Physical incapacity can be enormously frustrating for retirees as it hampers their ability to get around, perform their daily activities, engage in exercise, and attend to their personal affairs. As retirees become less mobile, possibly even losing the ability to drive, they inevitably become more dependent on others to assist them. This can be enormously stressful particularly where their adult children live far away or overseas, or where they don’t have a reliable support system that they can rely on.

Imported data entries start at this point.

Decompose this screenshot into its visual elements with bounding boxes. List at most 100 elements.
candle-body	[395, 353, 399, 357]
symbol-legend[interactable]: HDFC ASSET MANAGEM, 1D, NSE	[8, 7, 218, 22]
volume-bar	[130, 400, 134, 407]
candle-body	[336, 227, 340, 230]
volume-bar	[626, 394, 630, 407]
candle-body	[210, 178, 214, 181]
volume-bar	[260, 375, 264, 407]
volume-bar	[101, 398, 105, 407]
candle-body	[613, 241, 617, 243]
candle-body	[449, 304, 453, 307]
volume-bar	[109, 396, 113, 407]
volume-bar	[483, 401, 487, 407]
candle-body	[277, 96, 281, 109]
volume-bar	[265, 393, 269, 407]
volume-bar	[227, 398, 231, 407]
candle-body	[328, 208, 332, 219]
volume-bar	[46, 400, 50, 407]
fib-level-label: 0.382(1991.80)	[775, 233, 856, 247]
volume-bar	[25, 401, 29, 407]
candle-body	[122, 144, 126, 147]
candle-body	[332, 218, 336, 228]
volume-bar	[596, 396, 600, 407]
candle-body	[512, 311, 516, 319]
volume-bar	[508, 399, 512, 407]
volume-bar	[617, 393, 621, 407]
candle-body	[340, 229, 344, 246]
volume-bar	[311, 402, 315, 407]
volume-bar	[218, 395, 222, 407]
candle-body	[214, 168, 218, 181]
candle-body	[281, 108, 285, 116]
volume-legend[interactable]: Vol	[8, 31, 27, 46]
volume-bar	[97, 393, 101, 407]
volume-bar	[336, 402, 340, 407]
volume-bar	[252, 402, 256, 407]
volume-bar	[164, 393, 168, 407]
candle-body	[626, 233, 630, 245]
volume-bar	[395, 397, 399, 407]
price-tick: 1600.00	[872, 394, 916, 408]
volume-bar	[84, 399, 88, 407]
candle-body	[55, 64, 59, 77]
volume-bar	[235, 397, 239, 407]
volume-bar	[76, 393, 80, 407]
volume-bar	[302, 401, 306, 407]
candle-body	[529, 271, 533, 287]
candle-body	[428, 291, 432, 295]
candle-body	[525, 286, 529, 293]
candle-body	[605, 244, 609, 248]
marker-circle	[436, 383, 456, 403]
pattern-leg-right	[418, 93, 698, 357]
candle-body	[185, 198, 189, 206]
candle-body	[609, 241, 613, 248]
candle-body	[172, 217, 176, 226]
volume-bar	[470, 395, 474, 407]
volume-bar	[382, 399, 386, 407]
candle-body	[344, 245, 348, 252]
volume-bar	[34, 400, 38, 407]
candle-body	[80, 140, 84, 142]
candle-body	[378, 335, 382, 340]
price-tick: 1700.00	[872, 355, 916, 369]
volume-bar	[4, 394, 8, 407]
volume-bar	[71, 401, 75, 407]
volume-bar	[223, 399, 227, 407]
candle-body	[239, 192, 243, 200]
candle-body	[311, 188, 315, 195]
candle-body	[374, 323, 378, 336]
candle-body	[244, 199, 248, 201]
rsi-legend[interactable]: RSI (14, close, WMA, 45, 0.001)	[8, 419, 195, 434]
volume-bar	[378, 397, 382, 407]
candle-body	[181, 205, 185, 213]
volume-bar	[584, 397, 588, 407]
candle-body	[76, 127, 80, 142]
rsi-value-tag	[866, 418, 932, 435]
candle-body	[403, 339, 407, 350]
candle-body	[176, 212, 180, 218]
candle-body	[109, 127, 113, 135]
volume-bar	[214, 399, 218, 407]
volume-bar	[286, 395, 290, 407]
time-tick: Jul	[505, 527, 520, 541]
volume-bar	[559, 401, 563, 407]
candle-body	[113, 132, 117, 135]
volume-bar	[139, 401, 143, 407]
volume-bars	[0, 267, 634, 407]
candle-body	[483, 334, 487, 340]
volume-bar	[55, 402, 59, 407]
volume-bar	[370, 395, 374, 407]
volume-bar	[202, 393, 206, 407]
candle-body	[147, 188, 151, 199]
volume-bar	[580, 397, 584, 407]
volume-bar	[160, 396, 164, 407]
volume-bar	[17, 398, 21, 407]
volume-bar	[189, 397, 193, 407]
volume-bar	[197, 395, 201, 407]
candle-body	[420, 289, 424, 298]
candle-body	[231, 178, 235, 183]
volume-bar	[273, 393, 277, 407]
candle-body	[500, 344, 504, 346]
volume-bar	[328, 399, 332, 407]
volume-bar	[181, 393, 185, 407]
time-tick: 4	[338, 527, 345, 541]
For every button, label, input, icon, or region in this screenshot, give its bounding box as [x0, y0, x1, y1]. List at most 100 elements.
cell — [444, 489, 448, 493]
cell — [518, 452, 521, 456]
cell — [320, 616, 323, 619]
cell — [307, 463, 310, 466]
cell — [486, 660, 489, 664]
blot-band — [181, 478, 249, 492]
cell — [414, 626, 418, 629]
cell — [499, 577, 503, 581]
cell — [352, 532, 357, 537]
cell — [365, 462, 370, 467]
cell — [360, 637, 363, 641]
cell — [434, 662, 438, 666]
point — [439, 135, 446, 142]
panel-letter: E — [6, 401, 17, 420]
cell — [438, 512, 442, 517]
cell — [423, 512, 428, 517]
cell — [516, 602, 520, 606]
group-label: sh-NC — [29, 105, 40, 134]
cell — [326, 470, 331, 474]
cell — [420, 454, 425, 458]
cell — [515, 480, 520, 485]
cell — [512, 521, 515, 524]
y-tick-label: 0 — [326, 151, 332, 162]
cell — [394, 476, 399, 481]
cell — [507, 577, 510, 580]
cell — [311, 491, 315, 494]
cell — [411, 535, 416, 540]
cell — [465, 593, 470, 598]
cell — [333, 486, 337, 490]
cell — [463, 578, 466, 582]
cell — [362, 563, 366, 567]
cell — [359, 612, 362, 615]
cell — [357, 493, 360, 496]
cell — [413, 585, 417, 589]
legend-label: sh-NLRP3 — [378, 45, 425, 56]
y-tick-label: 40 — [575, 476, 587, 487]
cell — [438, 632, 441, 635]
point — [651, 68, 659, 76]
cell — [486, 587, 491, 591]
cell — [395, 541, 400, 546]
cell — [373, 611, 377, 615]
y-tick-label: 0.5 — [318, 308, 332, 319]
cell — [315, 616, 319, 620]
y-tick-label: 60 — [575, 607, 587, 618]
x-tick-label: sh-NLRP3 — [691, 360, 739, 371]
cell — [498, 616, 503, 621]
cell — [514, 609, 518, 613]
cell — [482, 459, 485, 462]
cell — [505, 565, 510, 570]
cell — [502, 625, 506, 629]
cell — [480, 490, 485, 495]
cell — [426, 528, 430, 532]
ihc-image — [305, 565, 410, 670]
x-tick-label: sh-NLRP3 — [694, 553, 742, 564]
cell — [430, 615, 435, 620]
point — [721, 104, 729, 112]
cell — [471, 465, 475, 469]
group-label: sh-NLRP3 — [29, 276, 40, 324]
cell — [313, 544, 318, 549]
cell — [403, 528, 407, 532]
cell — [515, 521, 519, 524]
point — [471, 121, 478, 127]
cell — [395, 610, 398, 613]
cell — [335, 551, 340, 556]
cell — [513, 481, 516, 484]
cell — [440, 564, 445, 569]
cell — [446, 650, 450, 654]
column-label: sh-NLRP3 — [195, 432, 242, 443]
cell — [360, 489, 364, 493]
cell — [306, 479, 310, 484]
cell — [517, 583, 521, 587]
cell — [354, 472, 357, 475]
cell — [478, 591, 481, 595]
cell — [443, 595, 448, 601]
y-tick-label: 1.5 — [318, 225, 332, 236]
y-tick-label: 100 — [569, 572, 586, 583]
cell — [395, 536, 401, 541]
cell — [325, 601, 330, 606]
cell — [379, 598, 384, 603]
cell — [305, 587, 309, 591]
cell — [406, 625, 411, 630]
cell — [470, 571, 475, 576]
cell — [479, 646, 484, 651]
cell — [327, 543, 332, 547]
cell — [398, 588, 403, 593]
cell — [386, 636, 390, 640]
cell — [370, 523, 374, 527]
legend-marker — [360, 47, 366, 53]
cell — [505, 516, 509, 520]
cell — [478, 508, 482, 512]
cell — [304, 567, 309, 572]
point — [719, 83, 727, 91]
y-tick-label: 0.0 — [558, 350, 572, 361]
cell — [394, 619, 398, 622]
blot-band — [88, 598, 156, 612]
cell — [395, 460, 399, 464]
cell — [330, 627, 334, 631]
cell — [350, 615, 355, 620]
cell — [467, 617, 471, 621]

From a planning perspective, retirees who suffer from physical incapacity may need to consider giving a loved one or close friend a power of attorney over their affairs as this will make it easier for them to transact and manage their affairs, especially when it comes to standing in queues at banks, home affairs or other departments.
A dementia diagnosis is devastating for all parties involved, but from a financial planning point of view there is much that can be done in terms of future planning. If you’re concerned about your mental acuity, it is better from both a medical and financial perspective to get an early diagnosis. Waiting until your mental faculties have substantially deteriorated may inhibit your ability to put effective plans in place to have your affairs managed – for instance, if you lack full mental capacity you will be unable to update your Will or enter into contracts. An early diagnosis will also allow you and your advisor to make provision in your plan for private nursing, home care or whatever type of care you envisage for yourself.